E, segundo, já no campo da espiritualidade, a TV aguça e provoca o desejo, usando de uma espécie de photoshop, que na verdade é a força do pecado. Esta força faz tudo o que é errado parecer bom, e que tais desejos sendo realizados provocarão intensa e plena satisfação. A Mídia usa descaradamente a queda natural do ser humano para o pecado. Por isso cerveja vira Boazuda e Gostosona. Sim, meus queridos, não ignorem esta verdade: o mundo jaz no maligno, e estamos no mundo.
Em suma, minha opinião é de que, mesmo fugindo o máximo que podemos, ainda assim estamos presos na teia de controle de gente nunca bem intencionada. O documentário A Servidão Moderna, acessível no link abaixo, nos mostra isso com uma clareza repugnante.

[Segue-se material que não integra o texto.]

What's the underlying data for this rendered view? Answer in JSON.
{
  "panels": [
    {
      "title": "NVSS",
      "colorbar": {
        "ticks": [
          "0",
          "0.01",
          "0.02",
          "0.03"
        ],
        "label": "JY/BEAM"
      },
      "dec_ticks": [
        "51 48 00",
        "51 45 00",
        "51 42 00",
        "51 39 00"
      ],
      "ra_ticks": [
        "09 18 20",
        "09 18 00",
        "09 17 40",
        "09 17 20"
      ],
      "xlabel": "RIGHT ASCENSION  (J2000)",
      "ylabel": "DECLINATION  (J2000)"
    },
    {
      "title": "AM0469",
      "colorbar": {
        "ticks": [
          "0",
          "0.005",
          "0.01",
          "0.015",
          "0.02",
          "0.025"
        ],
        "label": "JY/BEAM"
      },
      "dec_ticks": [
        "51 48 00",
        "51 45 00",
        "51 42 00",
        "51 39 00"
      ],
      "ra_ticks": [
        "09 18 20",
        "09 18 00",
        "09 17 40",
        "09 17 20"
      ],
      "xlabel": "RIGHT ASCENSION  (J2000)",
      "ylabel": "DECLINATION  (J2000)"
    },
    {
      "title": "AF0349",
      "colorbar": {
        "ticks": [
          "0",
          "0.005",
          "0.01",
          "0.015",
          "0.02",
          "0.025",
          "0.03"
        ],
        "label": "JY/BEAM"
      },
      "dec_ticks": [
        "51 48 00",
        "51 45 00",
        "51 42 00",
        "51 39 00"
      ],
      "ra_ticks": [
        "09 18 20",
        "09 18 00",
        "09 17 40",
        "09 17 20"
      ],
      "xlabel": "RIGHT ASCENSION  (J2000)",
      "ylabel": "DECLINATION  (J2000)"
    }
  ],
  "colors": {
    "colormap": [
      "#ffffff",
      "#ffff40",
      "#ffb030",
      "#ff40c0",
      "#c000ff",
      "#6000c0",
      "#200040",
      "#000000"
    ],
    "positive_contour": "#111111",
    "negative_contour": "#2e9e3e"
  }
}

http://discernindoaverdade.blogspot.com.br/2011/08/pecado-tragedia-humana.html
Eu até ia fazer um comentário elaborado e analítico, mas o HR falou tudo.
Então, só me resta elogia-los, os dois, pelo texto e comentário.
abraço, Nelson
NOssa ai de mim comentar mais alguma coisa....esses aqui em cima ja falaram tudo rsrs e mais um pouco.
Só tem nerd aqui rsrs
Muito bom Fábio, amo seus posts.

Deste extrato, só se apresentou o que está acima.